Chip design with machine learning: A survey from an algorithm perspective

A paper published in the journal Science China Information Sciences comprehensively surveys existing works of chip design with ML algorithms from an algorithm perspective. To accomplish this goal, the authors propose a novel and systematical taxonomy for the target problems at different stages in chip design. The taxonomy aims to guide selecting and designing ML algorithms for the target problems, taking into account their existing challenges, as well as to provide a comprehensive summary of chip design with ML algorithms for researchers.

The authors classify the target problems in chip design into three categories: Design Result Estimation, Design Optimization and Correction, and Design Construction, which are commonly encountered in different stages of logic design, circuit design, and physical design, as well as in verification and test of each stage.

Specifically, design result estimation encompasses problems that predict or estimate design quality, such as performance estimation in logic design, IR drop estimation in physical design, and Static Timing Analysis (STA) in logic design and physical design. Design optimization and correction refer to problems that optimize design quality and correct design errors, respectively, such as HLS Design Space Exploration (DSE) in logic design, logic optimization in circuit design, and detailed routing in physical design.

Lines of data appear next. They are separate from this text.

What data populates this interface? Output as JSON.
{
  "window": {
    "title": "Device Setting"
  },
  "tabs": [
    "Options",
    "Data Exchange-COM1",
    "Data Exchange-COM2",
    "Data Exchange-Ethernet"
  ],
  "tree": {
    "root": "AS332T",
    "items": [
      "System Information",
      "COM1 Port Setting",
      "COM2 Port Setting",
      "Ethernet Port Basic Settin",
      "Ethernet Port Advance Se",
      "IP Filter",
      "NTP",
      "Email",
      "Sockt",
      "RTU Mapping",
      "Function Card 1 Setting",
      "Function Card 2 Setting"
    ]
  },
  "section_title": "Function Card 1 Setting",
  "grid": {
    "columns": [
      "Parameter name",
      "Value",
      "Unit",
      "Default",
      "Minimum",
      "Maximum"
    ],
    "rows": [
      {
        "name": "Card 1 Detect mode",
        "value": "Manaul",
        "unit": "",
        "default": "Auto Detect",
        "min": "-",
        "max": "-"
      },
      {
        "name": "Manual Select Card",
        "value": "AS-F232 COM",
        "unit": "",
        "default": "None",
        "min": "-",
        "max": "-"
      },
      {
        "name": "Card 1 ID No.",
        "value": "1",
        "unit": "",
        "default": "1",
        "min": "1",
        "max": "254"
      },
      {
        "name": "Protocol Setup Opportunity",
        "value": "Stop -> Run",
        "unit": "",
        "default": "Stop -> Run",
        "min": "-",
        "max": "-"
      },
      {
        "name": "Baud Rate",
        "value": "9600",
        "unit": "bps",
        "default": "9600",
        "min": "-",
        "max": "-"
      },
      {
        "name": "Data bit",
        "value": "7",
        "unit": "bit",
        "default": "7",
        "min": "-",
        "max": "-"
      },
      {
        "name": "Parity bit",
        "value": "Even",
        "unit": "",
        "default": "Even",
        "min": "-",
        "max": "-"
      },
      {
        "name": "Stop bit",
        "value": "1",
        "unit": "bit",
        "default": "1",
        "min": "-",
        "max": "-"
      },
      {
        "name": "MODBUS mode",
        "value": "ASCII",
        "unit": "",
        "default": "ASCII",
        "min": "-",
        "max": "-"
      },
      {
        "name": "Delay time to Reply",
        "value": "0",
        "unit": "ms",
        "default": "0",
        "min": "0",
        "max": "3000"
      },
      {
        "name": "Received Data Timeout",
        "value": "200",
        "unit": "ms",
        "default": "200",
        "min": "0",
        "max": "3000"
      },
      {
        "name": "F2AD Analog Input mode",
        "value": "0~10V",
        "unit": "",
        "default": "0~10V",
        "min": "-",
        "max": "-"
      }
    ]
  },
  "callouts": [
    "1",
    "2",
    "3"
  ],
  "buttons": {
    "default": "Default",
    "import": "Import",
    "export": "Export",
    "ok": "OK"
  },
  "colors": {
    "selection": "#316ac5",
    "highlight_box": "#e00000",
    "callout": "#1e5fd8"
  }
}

Design construction encompasses problems that generate design representations or add the design objects (i.e., components and routes), such as physical mapping in circuit design and global placement in physical design.

To address these target problems with ML algorithms, the authors formulate the three categories of the target problems as three corresponding problems in ML: regression, search, and generation.

Each of these ML problems can be tackled by various ML algorithms. Specifically, the design result estimation problem is formulated as a regression problem and can be addressed using several ML algorithms, including Gaussian Process (GP), Multivariate Adaptive Regression Splines (MARS), Decision Tree (DT) & Random Forest (RF), Neural Networks (NNs), and Ensemble Learning (EL).

The design optimization and correction problem is formulated as a search problem and can be tackled using various ML algorithms, including DT & RF, NNs, and RL. Finally, the design construction problem is formulated as a generation problem and can be tackled using various ML algorithms, including Bayesian Optimization (BO), NNs, and RL.

Based on the taxonomy, the authors comprehensively survey the existing works in terms of the target problems by the following steps. Their approach is structured as follows: firstly, they present a definition for each target problem and analyze the inherent reasons for applying ML algorithms in addressing these target problems.

Secondly, they conduct a comprehensive survey in terms of target problems according to the ML algorithms. They introduce specific ML-based works for each target problem and explain how they improve upon the origin chip design tools based on conventional algorithms.

Finally, they conclude by highlighting three key challenges that remain unresolved in the existing works and provide several insights for future research in chip design with ML algorithms, including single-stage end-to-end generation, cross-stage end-to-end generation, whole-process end-to-end generation, practicability improvement, and others, which the authors hope to boost the research in chip design with ML.

By establishing a clear link between chip design problems and corresponding ML solutions, the survey aims to shed light on the road to chip design intelligence from previous chip design automation.

To the best of the authors' knowledge, this paper is the first work to comprehensively survey chip design with ML from an algorithm perspective. The authors summarize the main contributions of this survey as follows:

1. Deep analysis of chip design. The authors dissect the commonly adopted process of chip design and analyze the key steps in different design stages (i.e., logic design, circuit design, and physical design) as well as in verification and test of each stage, where the key design, advantages, and disadvantages of the steps are analyzed.
2. Innovative taxonomy. The authors classify target problems into three categories (i.e., design result estimation, design optimization and correction, and design correction) and further formulate them into three ML problems, respectively: regression, search, and generation.
3. Comprehensive survey. Based on the taxonomy, the authors present the definition of each target problem and analyze the inherent reasons why ML algorithms are used to address the target problems. The authors also conduct a comprehensive survey in terms of target problems based on different ML algorithms.
4. Future works. Finally, the authors conclude by highlighting three key challenges that remain unsolved in existing works and provide insights into the future development of chip design with ML algorithms, which the authors hope to boost the research in chip design with ML.